Bloomberg — Choques de inflação atingem o mundo todo, mas em nenhum lugar o impacto é tão forte quanto na América Latina.
Os preços em alta comprometem as metas de bancos centrais em todas as maiores economias da região, com inflação anual de 6% neste mês no Chile, 6,2% no México, 10,7% no Brasil e impressionantes 52% na Argentina. Grandes bancos de Wall Street projetam que o custo médio de vida na América Latina encerre o ano acima de 10%, o maior índice global, e preveem que a pressão sobre os preços ao consumidor se estenderá ao longo de 2022.
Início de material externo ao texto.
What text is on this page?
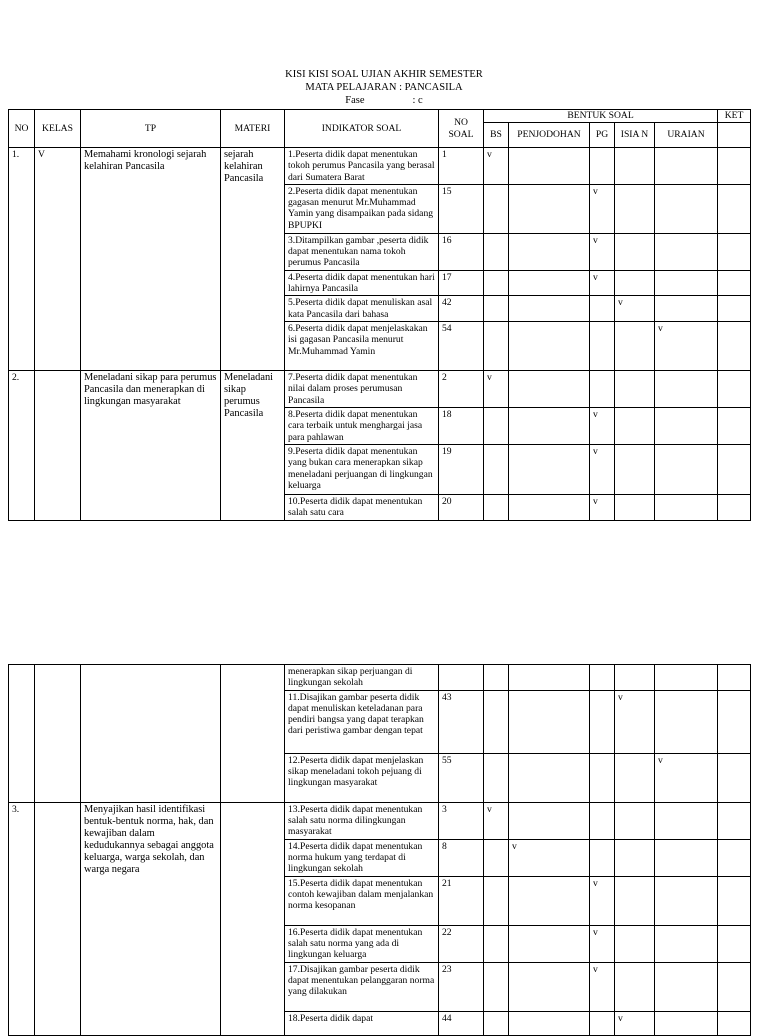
KISI KISI SOAL UJIAN AKHIR SEMESTER
MATA PELAJARAN : PANCASILA
Fase	: c
NO	KELAS	TP	MATERI	INDIKATOR SOAL	NO SOAL	BENTUK SOAL					KET
						BS	PENJODOHAN	PG	ISIA N	URAIAN	
1.	V	Memahami kronologi sejarah kelahiran Pancasila	sejarah kelahiran Pancasila	1.Peserta didik dapat menentukan tokoh perumus Pancasila yang berasal dari Sumatera Barat	1	v					
				2.Peserta didik dapat menentukan gagasan menurut Mr.Muhammad Yamin yang disampaikan pada sidang BPUPKI	15			v			
				3.Ditampilkan gambar ,peserta didik dapat menentukan nama tokoh perumus Pancasila	16			v			
				4.Peserta didik dapat menentukan hari lahirnya Pancasila	17			v			
				5.Peserta didik dapat menuliskan asal kata Pancasila dari bahasa	42				v		
				6.Peserta didik dapat menjelaskakan isi gagasan Pancasila menurut Mr.Muhammad Yamin	54					v	
2.		Meneladani sikap para perumus Pancasila dan menerapkan di lingkungan masyarakat	Meneladani sikap perumus Pancasila	7.Peserta didik dapat menentukan nilai dalam proses perumusan Pancasila	2	v					
				8.Peserta didik dapat menentukan cara terbaik untuk menghargai jasa para pahlawan	18			v			
				9.Peserta didik dapat menentukan yang bukan cara menerapkan sikap meneladani perjuangan di lingkungan keluarga	19			v			
				10.Peserta didik dapat menentukan salah satu cara	20			v			
				menerapkan sikap perjuangan di lingkungan sekolah							
				11.Disajikan gambar peserta didik dapat menuliskan keteladanan para pendiri bangsa yang dapat terapkan dari peristiwa gambar dengan tepat	43				v		
				12.Peserta didik dapat menjelaskan sikap meneladani tokoh pejuang di lingkungan masyarakat	55					v	
3.		Menyajikan hasil identifikasi bentuk-bentuk norma, hak, dan kewajiban dalam kedudukannya sebagai anggota keluarga, warga sekolah, dan warga negara		13.Peserta didik dapat menentukan salah satu norma dilingkungan masyarakat	3	v					
				14.Peserta didik dapat menentukan norma hukum yang terdapat di lingkungan sekolah	8		v				
				15.Peserta didik dapat menentukan contoh kewajiban dalam menjalankan norma kesopanan	21			v			
				16.Peserta didik dapat menentukan salah satu norma yang ada di lingkungan keluarga	22			v			
				17.Disajikan gambar peserta didik dapat menentukan pelanggaran norma yang dilakukan	23			v			
				18.Peserta didik dapat	44				v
A inflação mais alta do mundo agrava os problemas na América Latina, uma das regiões mais afetadas na pandemia. E, embora o apoio fiscal não tenha precedentes em muitos países latino-americanos, na maioria representou uma fração da generosidade observada nos Estados Unidos, Alemanha ou Japão.
Agora, enquanto a região emerge da pior crise econômica em dois séculos, os latino-americanos enfrentam um cenário de baixo crescimento e inflação acelerada. A catástrofe econômica já marcou um revés nos esforços de redução da pobreza e também pode estimular a migração e fuga de talentos: trabalhadores afetados pela perda de poder aquisitivo podem ter mais probabilidade de ir para os Estados Unidos em busca de um futuro melhor.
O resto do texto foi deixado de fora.